Mit der Ausarbeitung eines detaillierteren Programms tun sich die Camp-Aktivisten, die unterschiedlichste Erfahrungen und Ansätze mitbringen, allerdings immer noch schwer. Auf ihrer Internetseite ist zu lesen: »Die Ziele, die hier mal standen, waren von Einzelpersonen aufgelistet und nie von Occupy Frankfurt abgestimmt. Diese Seite wird überarbeitet.« Nachzuwirken scheinen auch interne Konflikte um eine obskure »Zeitgeist«-Bewegung und eigenmächtige Medieninterviews.

Für Harter haben solche Fragen wenig Belang. Er freut sich über den Zuspruch und Sachspenden aus der Bevölkerung, Besuche von Schulklassen und von Bankangestellten nach ihren »After Work Parties«. Selbst der Privatbankier Friedrich von Metzler habe ein halbe Stunde lang ernsthaft mit Camp-Aktivisten diskutiert. Auch Polizisten und Vertreter des Ordnungsamtes ließen Sympathien erkennen, berichtet Harter.
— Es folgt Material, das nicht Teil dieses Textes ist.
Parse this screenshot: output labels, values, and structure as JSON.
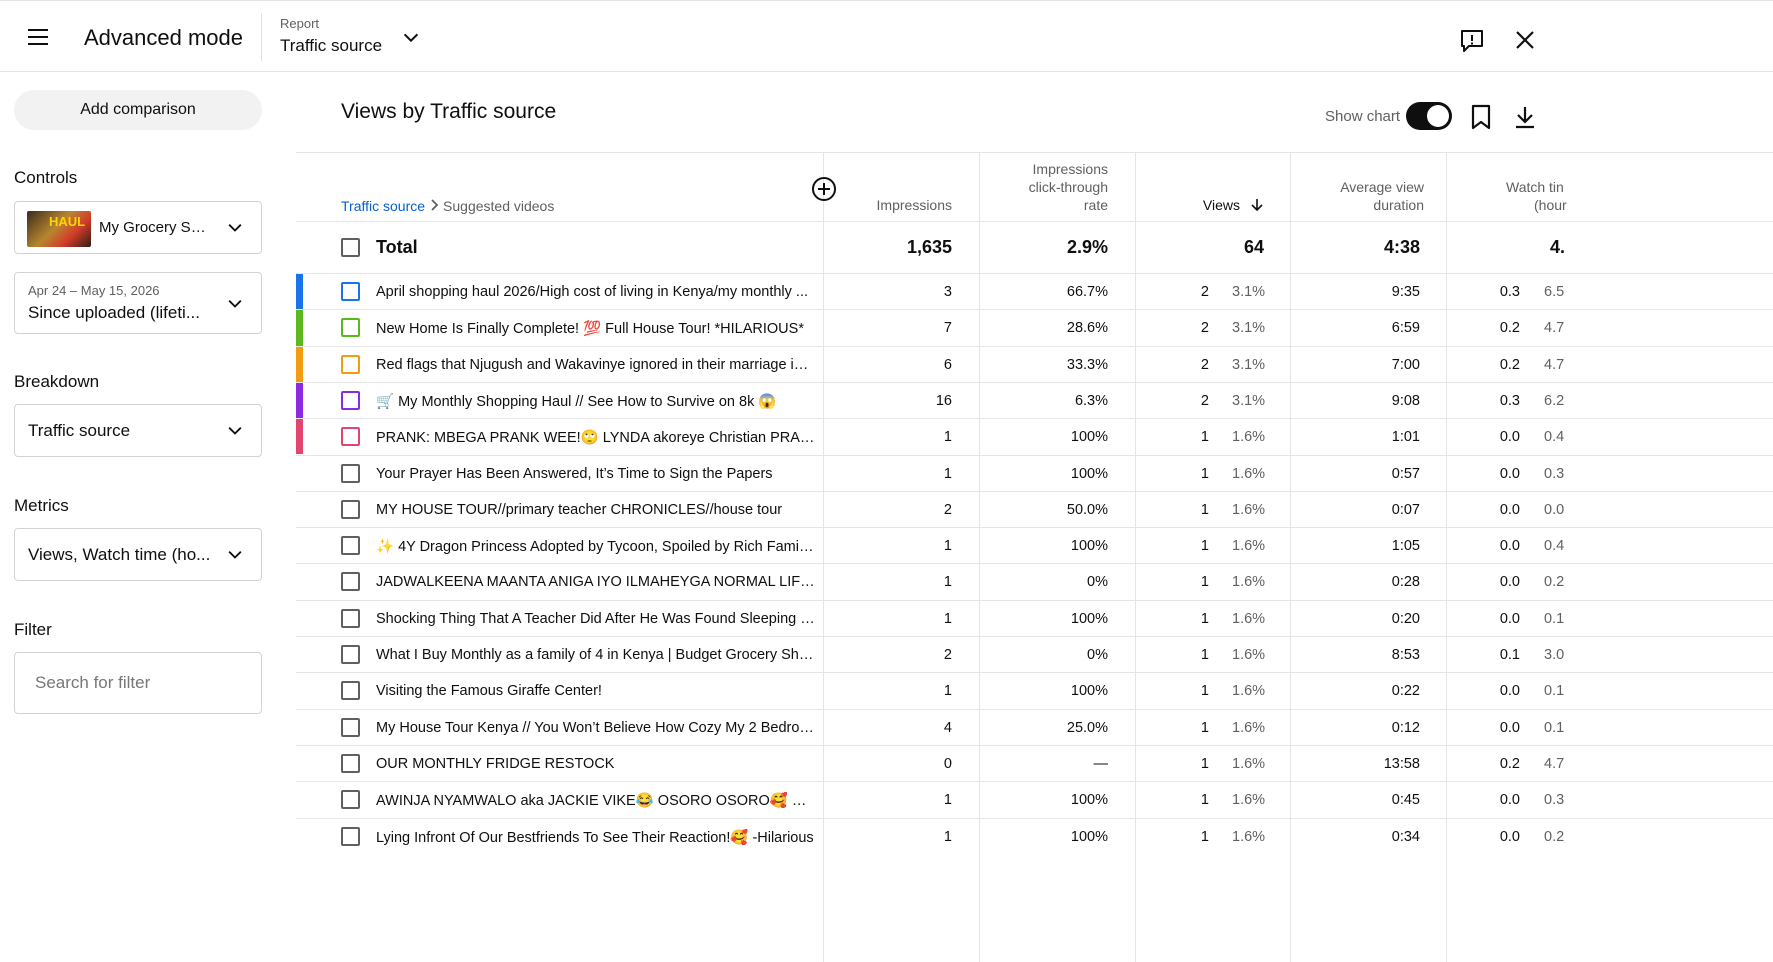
{
  "header": {
    "mode_title": "Advanced mode",
    "report_label": "Report",
    "report_value": "Traffic source"
  },
  "sidebar": {
    "add_comparison": "Add comparison",
    "controls_label": "Controls",
    "video_name": "My Grocery Sh...",
    "video_thumb_text": "HAUL",
    "date_range_small": "Apr 24 – May 15, 2026",
    "date_range_value": "Since uploaded (lifeti...",
    "breakdown_label": "Breakdown",
    "breakdown_value": "Traffic source",
    "metrics_label": "Metrics",
    "metrics_value": "Views, Watch time (ho...",
    "filter_label": "Filter",
    "filter_placeholder": "Search for filter"
  },
  "main": {
    "title": "Views by Traffic source",
    "show_chart_label": "Show chart"
  },
  "table": {
    "crumb_link": "Traffic source",
    "crumb_current": "Suggested videos",
    "columns": {
      "impressions": "Impressions",
      "ctr_line1": "Impressions",
      "ctr_line2": "click-through",
      "ctr_line3": "rate",
      "views": "Views",
      "avd_line1": "Average view",
      "avd_line2": "duration",
      "watch_line1": "Watch tin",
      "watch_line2": "(hour"
    },
    "total": {
      "label": "Total",
      "impressions": "1,635",
      "ctr": "2.9%",
      "views": "64",
      "avd": "4:38",
      "watch": "4."
    },
    "rows": [
      {
        "title": "April shopping haul 2026/High cost of living in Kenya/my monthly ...",
        "impressions": "3",
        "ctr": "66.7%",
        "views": "2",
        "views_pct": "3.1%",
        "avd": "9:35",
        "watch": "0.3",
        "watch_pct": "6.5"
      },
      {
        "title": "New Home Is Finally Complete! 💯 Full House Tour! *HILARIOUS*",
        "impressions": "7",
        "ctr": "28.6%",
        "views": "2",
        "views_pct": "3.1%",
        "avd": "6:59",
        "watch": "0.2",
        "watch_pct": "4.7"
      },
      {
        "title": "Red flags that Njugush and Wakavinye ignored in their marriage in ...",
        "impressions": "6",
        "ctr": "33.3%",
        "views": "2",
        "views_pct": "3.1%",
        "avd": "7:00",
        "watch": "0.2",
        "watch_pct": "4.7"
      },
      {
        "title": "🛒 My Monthly Shopping Haul // See How to Survive on 8k 😱",
        "impressions": "16",
        "ctr": "6.3%",
        "views": "2",
        "views_pct": "3.1%",
        "avd": "9:08",
        "watch": "0.3",
        "watch_pct": "6.2"
      },
      {
        "title": "PRANK: MBEGA PRANK WEE!🙄 LYNDA akoreye Christian PRANK i...",
        "impressions": "1",
        "ctr": "100%",
        "views": "1",
        "views_pct": "1.6%",
        "avd": "1:01",
        "watch": "0.0",
        "watch_pct": "0.4"
      },
      {
        "title": "Your Prayer Has Been Answered, It’s Time to Sign the Papers",
        "impressions": "1",
        "ctr": "100%",
        "views": "1",
        "views_pct": "1.6%",
        "avd": "0:57",
        "watch": "0.0",
        "watch_pct": "0.3"
      },
      {
        "title": "MY HOUSE TOUR//primary teacher CHRONICLES//house tour",
        "impressions": "2",
        "ctr": "50.0%",
        "views": "1",
        "views_pct": "1.6%",
        "avd": "0:07",
        "watch": "0.0",
        "watch_pct": "0.0"
      },
      {
        "title": "✨ 4Y Dragon Princess Adopted by Tycoon, Spoiled by Rich Family, ...",
        "impressions": "1",
        "ctr": "100%",
        "views": "1",
        "views_pct": "1.6%",
        "avd": "1:05",
        "watch": "0.0",
        "watch_pct": "0.4"
      },
      {
        "title": "JADWALKEENA MAANTA ANIGA IYO ILMAHEYGA NORMAL LIFE ..",
        "impressions": "1",
        "ctr": "0%",
        "views": "1",
        "views_pct": "1.6%",
        "avd": "0:28",
        "watch": "0.0",
        "watch_pct": "0.2"
      },
      {
        "title": "Shocking Thing That A Teacher Did After He Was Found Sleeping In...",
        "impressions": "1",
        "ctr": "100%",
        "views": "1",
        "views_pct": "1.6%",
        "avd": "0:20",
        "watch": "0.0",
        "watch_pct": "0.1"
      },
      {
        "title": "What I Buy Monthly as a family of 4 in Kenya | Budget Grocery Shop...",
        "impressions": "2",
        "ctr": "0%",
        "views": "1",
        "views_pct": "1.6%",
        "avd": "8:53",
        "watch": "0.1",
        "watch_pct": "3.0"
      },
      {
        "title": "Visiting the Famous Giraffe Center!",
        "impressions": "1",
        "ctr": "100%",
        "views": "1",
        "views_pct": "1.6%",
        "avd": "0:22",
        "watch": "0.0",
        "watch_pct": "0.1"
      },
      {
        "title": "My House Tour Kenya // You Won’t Believe How Cozy My 2 Bedroo...",
        "impressions": "4",
        "ctr": "25.0%",
        "views": "1",
        "views_pct": "1.6%",
        "avd": "0:12",
        "watch": "0.0",
        "watch_pct": "0.1"
      },
      {
        "title": "OUR MONTHLY FRIDGE RESTOCK",
        "impressions": "0",
        "ctr": "—",
        "views": "1",
        "views_pct": "1.6%",
        "avd": "13:58",
        "watch": "0.2",
        "watch_pct": "4.7"
      },
      {
        "title": "AWINJA NYAMWALO aka JACKIE VIKE😂 OSORO OSORO🥰 🤣 😂 ...",
        "impressions": "1",
        "ctr": "100%",
        "views": "1",
        "views_pct": "1.6%",
        "avd": "0:45",
        "watch": "0.0",
        "watch_pct": "0.3"
      },
      {
        "title": "Lying Infront Of Our Bestfriends To See Their Reaction!🥰 -Hilarious",
        "impressions": "1",
        "ctr": "100%",
        "views": "1",
        "views_pct": "1.6%",
        "avd": "0:34",
        "watch": "0.0",
        "watch_pct": "0.2"
      }
    ],
    "row_colors": [
      "#1a73e8",
      "#5bb81f",
      "#f29c11",
      "#8a2be2",
      "#e2456f"
    ]
  }
}
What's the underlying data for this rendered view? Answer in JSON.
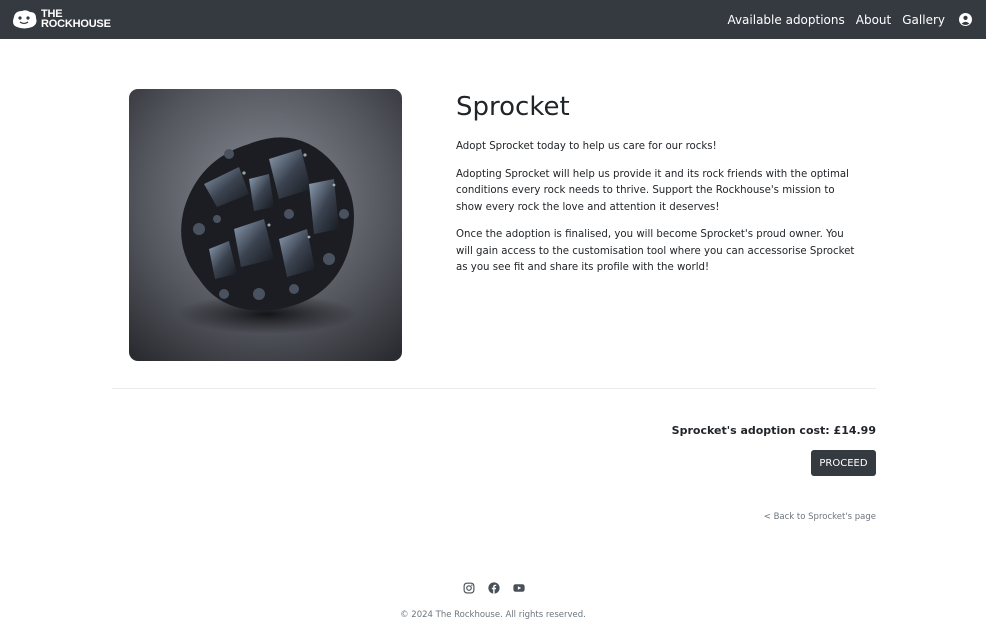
{
  "brand": {
    "line1": "THE",
    "line2": "ROCKHOUSE"
  },
  "nav": {
    "items": [
      "Available adoptions",
      "About",
      "Gallery"
    ],
    "user_icon": "user-circle-icon"
  },
  "rock": {
    "name": "Sprocket",
    "paragraphs": [
      "Adopt Sprocket today to help us care for our rocks!",
      "Adopting Sprocket will help us provide it and its rock friends with the optimal conditions every rock needs to thrive. Support the Rockhouse's mission to show every rock the love and attention it deserves!",
      "Once the adoption is finalised, you will become Sprocket's proud owner. You will gain access to the customisation tool where you can accessorise Sprocket as you see fit and share its profile with the world!"
    ]
  },
  "purchase": {
    "cost_text": "Sprocket's adoption cost: £14.99",
    "proceed_label": "PROCEED",
    "back_link": "< Back to Sprocket's page"
  },
  "footer": {
    "social_icons": [
      "instagram-icon",
      "facebook-icon",
      "youtube-icon"
    ],
    "copyright": "© 2024 The Rockhouse. All rights reserved."
  },
  "colors": {
    "navbar": "#343a40",
    "button": "#343a40",
    "muted_text": "#6c757d"
  }
}
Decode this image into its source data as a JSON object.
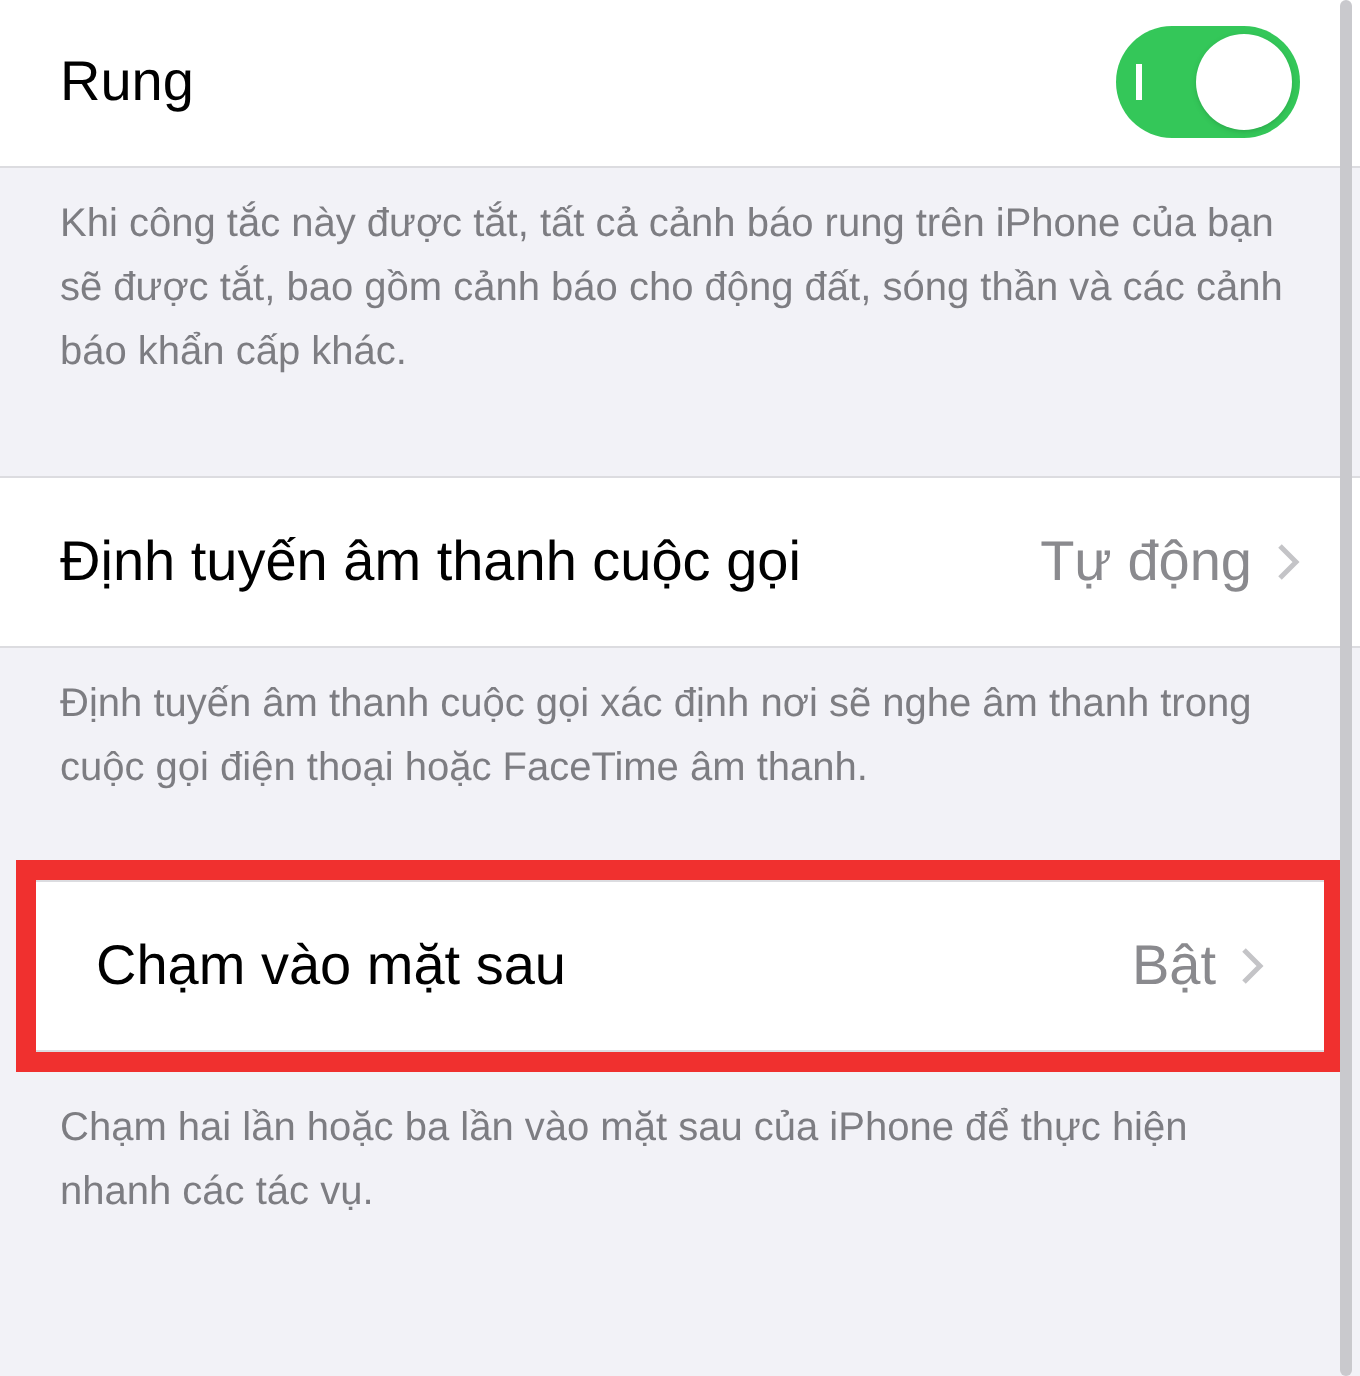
{
  "sections": [
    {
      "row": {
        "kind": "toggle",
        "label": "Rung",
        "on": true,
        "highlighted": false
      },
      "footer": "Khi công tắc này được tắt, tất cả cảnh báo rung trên iPhone của bạn sẽ được tắt, bao gồm cảnh báo cho động đất, sóng thần và các cảnh báo khẩn cấp khác."
    },
    {
      "row": {
        "kind": "link",
        "label": "Định tuyến âm thanh cuộc gọi",
        "value": "Tự động",
        "highlighted": false
      },
      "footer": "Định tuyến âm thanh cuộc gọi xác định nơi sẽ nghe âm thanh trong cuộc gọi điện thoại hoặc FaceTime âm thanh."
    },
    {
      "row": {
        "kind": "link",
        "label": "Chạm vào mặt sau",
        "value": "Bật",
        "highlighted": true
      },
      "footer": "Chạm hai lần hoặc ba lần vào mặt sau của iPhone để thực hiện nhanh các tác vụ."
    }
  ]
}
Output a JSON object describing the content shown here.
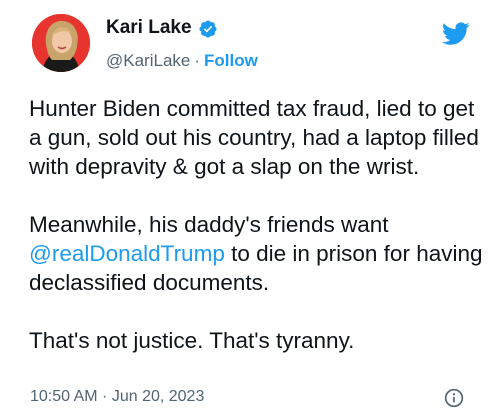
{
  "author": {
    "name": "Kari Lake",
    "handle": "@KariLake",
    "separator": "·",
    "follow_label": "Follow"
  },
  "tweet": {
    "paragraph1": "Hunter Biden committed tax fraud, lied to get a gun, sold out his country, had a laptop filled with depravity & got a slap on the wrist.",
    "paragraph2_before": "Meanwhile, his daddy's friends want ",
    "paragraph2_mention": "@realDonaldTrump",
    "paragraph2_after": " to die in prison for having declassified documents.",
    "paragraph3": "That's not justice. That's tyranny."
  },
  "footer": {
    "timestamp": "10:50 AM · Jun 20, 2023"
  },
  "icons": {
    "verified": "verified-badge-icon",
    "brand": "twitter-bird-icon",
    "info": "info-icon"
  },
  "colors": {
    "accent": "#1d9bf0",
    "text": "#0f1419",
    "secondary": "#536471",
    "avatar_bg": "#e8342e"
  }
}
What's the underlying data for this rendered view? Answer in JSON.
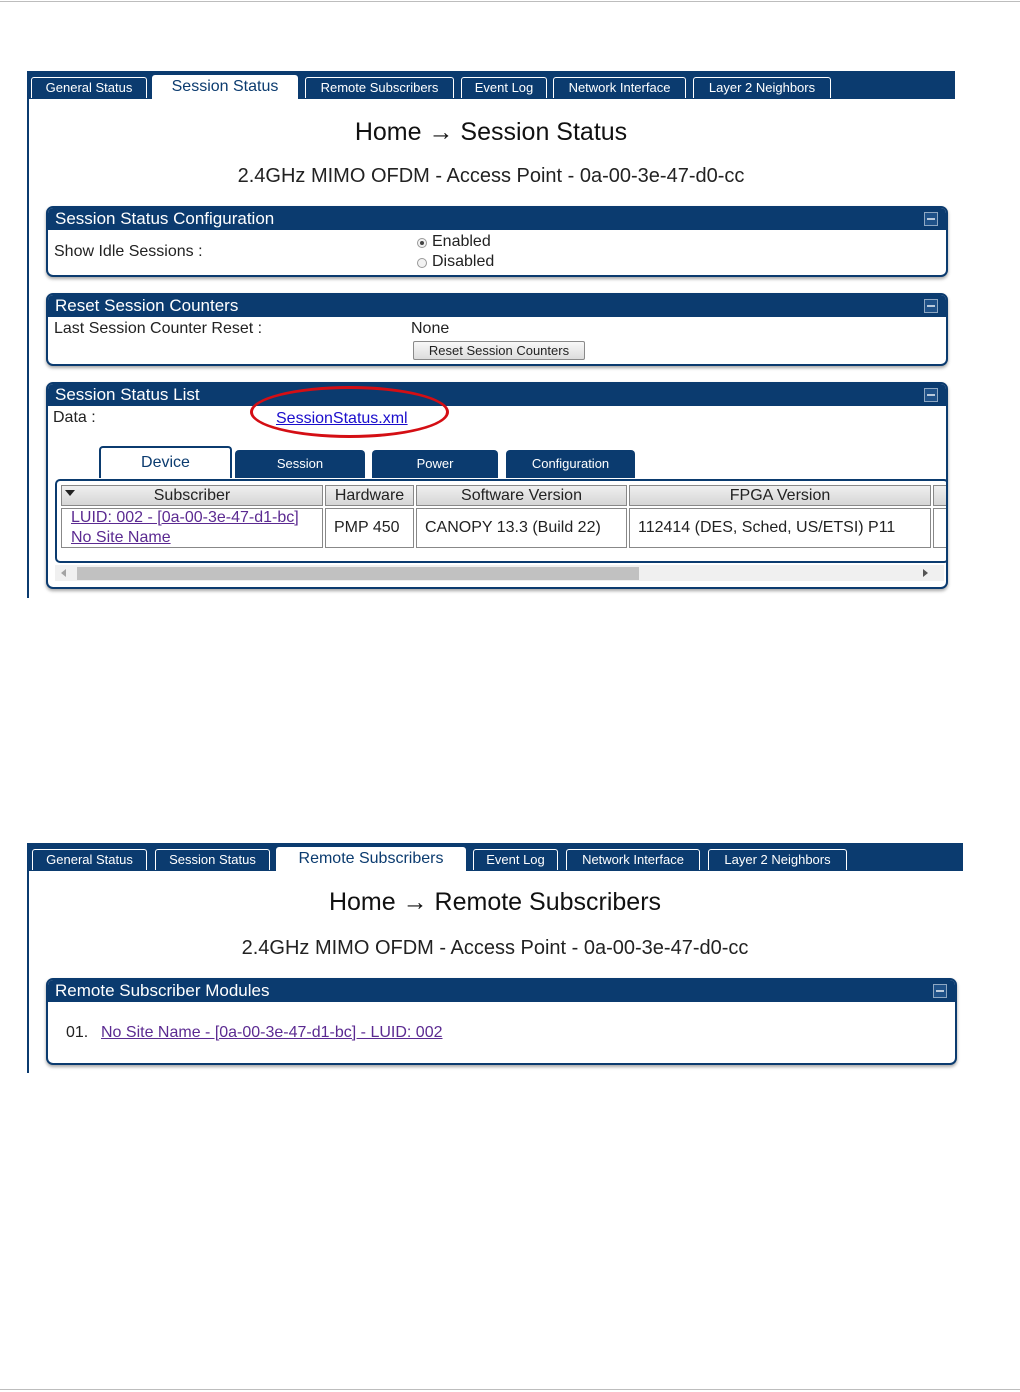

Wie es in Berlin weitergeht, ist offen. Die Suche nach einem anderen Ort im Zentrum läuft. Am Sonnabend stehen aber auf jeden Fall erstmal wieder Demonstrationen an, in der Hauptstadt, in der Finanzmetropole am Main, in zahlreichen deutschen Städten. Drei Monate nach dem globalen Aktionstag am 15. Oktober, an dem überall auf der Welt Tausende Menschen auf die Straße gingen, hat die Occupy-Bewegung erneut zu einem weltweiten Aktionstag für echte Demokratie, soziale Gerechtigkeit und Alternativen zum kapitalistischen Wirtschafts- und Finanzsystem aufgerufen. Auch Attac unterstützt die Mobilisierung.

Ein Wochenende später soll ein Vernetzungstreffen mit anderen bundesdeutschen Occupy-Gruppen stattfinden. An vielen Orten gibt es derzeit Versuche, mobilisierungsfähige, auf Dauer angelegte Netzwerke und Bündnisse aufzubauen.